The rationale for me is that I am severely embarassed defending the use of the word "random" for any of those non-random aspects of mutations. It is an irrational thing to not know the origin of a mutation of interest because it is beneficial and saying "must be random" It is severe "randomness of the gaps" in my view. It is equally damaging as "God of the Gaps" is for the same gaps.

It may be a fruitful hypothesis, but it is all poisoned fruit in my view. Much better to say that it is hard to trace the source of beneficial mutations, but technology should be able to eventually piece together how generalised the non-randomness (as described in the first quote above) some scientists have accepted exists is, across species generally, and whether there are even more sophisticated and intelligent sources of mutations/transposons that are generated by the workings of DNA etc.
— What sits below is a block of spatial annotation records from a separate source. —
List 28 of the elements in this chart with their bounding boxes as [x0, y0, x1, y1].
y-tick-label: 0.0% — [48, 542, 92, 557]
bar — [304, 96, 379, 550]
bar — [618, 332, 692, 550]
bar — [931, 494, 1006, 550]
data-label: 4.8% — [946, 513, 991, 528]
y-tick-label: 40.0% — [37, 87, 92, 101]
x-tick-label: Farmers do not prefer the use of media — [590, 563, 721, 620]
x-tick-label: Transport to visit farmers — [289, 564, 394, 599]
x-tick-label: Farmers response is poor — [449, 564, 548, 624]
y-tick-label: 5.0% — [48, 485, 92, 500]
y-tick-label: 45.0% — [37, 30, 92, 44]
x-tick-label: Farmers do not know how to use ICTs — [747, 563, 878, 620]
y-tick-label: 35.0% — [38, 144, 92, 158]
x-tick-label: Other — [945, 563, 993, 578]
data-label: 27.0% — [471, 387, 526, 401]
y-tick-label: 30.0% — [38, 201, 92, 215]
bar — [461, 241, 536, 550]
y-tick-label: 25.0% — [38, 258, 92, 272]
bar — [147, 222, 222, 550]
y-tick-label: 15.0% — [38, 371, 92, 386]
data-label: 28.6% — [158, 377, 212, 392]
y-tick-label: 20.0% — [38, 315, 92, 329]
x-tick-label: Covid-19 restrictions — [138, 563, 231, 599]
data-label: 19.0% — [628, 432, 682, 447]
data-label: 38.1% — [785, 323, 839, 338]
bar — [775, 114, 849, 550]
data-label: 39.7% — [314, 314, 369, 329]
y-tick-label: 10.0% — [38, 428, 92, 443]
Scientists aren't going to bother looking for anything new and interesting along these lines if the response from their peers is "that must be specific to the simpleton species you are able to do a controlled experiment on", rather than something that might be happening accross the board in some way.

Marco said...

If you look up Occam's Razor, see how it mentions a shift in the burden of proof, despite your protestations that there is none in science. Follow that link and see how it explains that "If this responsibility or burden of proof is shifted to a critic, the fallacy of appealing to ignorance is committed" Thus you can see how I have come to believe that Occam's Razor has come to validate arguments from ignorance wherever it is relied on in science in arguments such as the one we are having.